Nel 2002 il Consiglio europeo di Barcellona ha stabilito l’obiettivo di garantire un posto all’asilo nido per almeno il 33% dei bambini di età compresa tra 3 e 36 mesi, obiettivo innalzato al 45% nel 2022. In Italia, però, meno del 35% dei bambini sotto i tre anni frequenta questi servizi, un dato inferiore alla media europea del 37,5%.
La situazione italiana riflette una carenza nell’offerta di strutture, ma anche una certa rigidità nella domanda: molte famiglie non vedono il nido come un passaggio fondamentale per la crescita dei figli. Una ricerca condotta dal Collegio Carlo Alberto, in collaborazione con la Fondazione Ufficio Pio e la città di Torino, ha cercato di comprendere meglio le motivazioni delle famiglie torinesi che non usufruiscono dei servizi educativi per la prima infanzia. Gli autori e le organizzazioni coinvolte ne hanno parlato in un articolo pubblicato recentemente su lavoce.info.
Dallo studio, realizzato su dati riferiti a quasi 7mila famiglie torinesi, emerge che il 60% dei bambini iscritti alla scuola dell’infanzia nel 2020 non aveva frequentato in precedenza l’asilo nido. Tra i fattori che influenzano questa scelta si evidenziano, per esempio, la nazionalità dei genitori e la composizione familiare. L’occupazione della madre risulta particolarmente significativa: i nuclei con madri inattive o disoccupate hanno una probabilità molto più bassa di iscrivere i figli al nido.
La scarsità di informazioni gioca un ruolo rilevante: molte famiglie, in particolare quelle straniere, non sono a conoscenza dei servizi disponibili e delle agevolazioni economiche come il bonus nido. Inoltre preoccupazioni legate alla salute dei bambini, come il rischio di ammalarsi frequentemente, contribuiscono a scoraggiare la frequenza. Come si legge nell’articolo su lavoce.info “una percentuale non alta, ma comunque degna di attenzione, riporta che a sconsigliare la frequenza al nido è stato il pediatra del bambino: lo indica il 30% degli italiani e il 22% degli stranieri“.
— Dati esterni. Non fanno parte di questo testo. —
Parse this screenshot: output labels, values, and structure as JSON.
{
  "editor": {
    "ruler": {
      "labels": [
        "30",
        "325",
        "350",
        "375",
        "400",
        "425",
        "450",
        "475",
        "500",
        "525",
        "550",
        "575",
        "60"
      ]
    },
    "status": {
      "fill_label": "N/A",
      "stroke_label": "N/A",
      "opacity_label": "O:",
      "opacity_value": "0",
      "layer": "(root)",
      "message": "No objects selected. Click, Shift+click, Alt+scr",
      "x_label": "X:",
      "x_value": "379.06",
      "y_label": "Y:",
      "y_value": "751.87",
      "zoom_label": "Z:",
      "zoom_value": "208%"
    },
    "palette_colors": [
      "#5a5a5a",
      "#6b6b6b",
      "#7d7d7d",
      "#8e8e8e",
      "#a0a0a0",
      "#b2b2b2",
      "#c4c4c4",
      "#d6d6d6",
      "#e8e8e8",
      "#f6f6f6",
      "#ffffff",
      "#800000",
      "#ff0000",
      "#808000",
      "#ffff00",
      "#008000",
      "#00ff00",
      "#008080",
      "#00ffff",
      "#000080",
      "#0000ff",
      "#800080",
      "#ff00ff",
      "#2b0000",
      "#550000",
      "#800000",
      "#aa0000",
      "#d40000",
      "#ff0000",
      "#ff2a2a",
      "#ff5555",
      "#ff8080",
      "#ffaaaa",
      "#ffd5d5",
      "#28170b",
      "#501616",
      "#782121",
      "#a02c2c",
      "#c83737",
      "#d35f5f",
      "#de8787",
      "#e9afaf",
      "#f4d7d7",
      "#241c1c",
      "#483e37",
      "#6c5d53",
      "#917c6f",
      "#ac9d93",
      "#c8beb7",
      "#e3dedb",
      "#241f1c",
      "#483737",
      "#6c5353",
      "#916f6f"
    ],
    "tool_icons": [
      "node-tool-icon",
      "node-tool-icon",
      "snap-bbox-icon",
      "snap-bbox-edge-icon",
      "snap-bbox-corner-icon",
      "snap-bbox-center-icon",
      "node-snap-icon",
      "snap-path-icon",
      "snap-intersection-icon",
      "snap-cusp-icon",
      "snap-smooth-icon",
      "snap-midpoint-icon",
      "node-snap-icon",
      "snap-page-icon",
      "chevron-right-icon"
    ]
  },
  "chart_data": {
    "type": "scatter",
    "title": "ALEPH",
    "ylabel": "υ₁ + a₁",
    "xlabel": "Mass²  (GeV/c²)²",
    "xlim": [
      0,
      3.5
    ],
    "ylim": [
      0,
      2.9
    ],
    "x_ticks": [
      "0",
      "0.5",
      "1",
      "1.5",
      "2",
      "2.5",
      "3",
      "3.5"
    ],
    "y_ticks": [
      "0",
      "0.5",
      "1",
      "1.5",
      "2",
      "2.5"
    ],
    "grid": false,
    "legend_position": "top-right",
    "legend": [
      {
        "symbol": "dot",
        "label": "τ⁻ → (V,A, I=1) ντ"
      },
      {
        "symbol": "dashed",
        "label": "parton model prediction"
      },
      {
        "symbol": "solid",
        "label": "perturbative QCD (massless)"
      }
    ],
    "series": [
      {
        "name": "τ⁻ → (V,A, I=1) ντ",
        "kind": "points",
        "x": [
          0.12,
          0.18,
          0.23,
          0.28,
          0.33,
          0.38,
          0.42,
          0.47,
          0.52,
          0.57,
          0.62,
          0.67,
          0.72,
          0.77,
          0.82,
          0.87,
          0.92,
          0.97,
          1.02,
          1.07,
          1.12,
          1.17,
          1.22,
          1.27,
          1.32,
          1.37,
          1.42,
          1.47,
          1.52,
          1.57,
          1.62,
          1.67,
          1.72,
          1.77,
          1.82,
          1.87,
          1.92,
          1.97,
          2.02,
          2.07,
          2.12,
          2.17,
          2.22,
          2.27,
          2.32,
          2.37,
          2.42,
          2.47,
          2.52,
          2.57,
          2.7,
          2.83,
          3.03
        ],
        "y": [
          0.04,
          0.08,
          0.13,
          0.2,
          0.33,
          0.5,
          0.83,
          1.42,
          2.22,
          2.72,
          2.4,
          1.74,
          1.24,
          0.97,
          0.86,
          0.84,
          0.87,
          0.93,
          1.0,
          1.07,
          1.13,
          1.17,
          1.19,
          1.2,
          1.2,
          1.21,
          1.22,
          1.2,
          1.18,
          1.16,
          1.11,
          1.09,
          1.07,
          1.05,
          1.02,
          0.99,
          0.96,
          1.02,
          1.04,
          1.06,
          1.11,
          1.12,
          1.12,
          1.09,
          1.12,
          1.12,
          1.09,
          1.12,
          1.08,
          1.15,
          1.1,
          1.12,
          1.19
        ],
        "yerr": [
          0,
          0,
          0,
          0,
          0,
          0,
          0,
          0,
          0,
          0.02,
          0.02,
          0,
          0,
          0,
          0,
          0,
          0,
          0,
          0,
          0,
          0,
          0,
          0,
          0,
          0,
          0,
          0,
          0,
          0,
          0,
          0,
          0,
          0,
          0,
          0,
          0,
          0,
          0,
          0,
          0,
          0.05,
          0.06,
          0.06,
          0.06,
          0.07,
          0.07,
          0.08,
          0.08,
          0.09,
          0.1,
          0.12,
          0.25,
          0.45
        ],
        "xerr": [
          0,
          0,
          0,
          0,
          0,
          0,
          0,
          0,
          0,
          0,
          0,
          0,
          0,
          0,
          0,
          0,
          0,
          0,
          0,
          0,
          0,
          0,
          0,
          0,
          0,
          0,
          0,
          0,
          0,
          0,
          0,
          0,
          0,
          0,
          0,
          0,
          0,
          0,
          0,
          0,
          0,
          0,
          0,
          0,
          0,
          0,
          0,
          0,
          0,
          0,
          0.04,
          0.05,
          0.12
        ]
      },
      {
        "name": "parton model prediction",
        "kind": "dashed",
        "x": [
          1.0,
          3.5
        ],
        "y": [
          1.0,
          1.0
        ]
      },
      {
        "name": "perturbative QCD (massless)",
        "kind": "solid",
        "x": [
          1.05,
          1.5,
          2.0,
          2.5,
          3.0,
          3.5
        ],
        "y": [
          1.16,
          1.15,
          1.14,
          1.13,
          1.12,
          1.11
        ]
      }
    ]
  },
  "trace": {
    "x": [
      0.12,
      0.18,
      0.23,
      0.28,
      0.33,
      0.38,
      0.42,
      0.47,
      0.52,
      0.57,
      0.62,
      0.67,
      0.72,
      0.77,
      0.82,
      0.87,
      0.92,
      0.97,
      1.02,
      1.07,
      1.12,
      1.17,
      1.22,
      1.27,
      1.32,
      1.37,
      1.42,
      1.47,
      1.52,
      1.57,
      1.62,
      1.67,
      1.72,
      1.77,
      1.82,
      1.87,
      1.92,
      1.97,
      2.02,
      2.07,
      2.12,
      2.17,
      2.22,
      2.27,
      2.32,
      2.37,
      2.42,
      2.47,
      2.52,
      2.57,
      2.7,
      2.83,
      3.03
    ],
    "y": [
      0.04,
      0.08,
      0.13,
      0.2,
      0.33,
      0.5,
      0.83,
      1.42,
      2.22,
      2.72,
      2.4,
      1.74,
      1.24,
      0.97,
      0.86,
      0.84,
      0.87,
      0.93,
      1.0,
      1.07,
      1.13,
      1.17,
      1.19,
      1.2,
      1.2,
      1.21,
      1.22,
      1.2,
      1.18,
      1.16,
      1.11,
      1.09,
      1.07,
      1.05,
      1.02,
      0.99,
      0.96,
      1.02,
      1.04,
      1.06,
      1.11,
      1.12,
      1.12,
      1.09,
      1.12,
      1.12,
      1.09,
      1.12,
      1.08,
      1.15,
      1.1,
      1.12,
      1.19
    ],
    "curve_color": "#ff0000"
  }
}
Secondo la ricerca per avvicinare le famiglie ai servizi per l’infanzia – fondamentali per prevenire la povertà educativa – è cruciale fornire informazioni chiare su costi, servizi educativi e benefici. Un’adeguata comunicazione, specialmente verso le famiglie più vulnerabili, insieme a politiche di sostegno all’occupazione femminile e all’ampliamento dell’offerta, potrebbe ridurre il divario tra l’Italia e il resto d’Europa.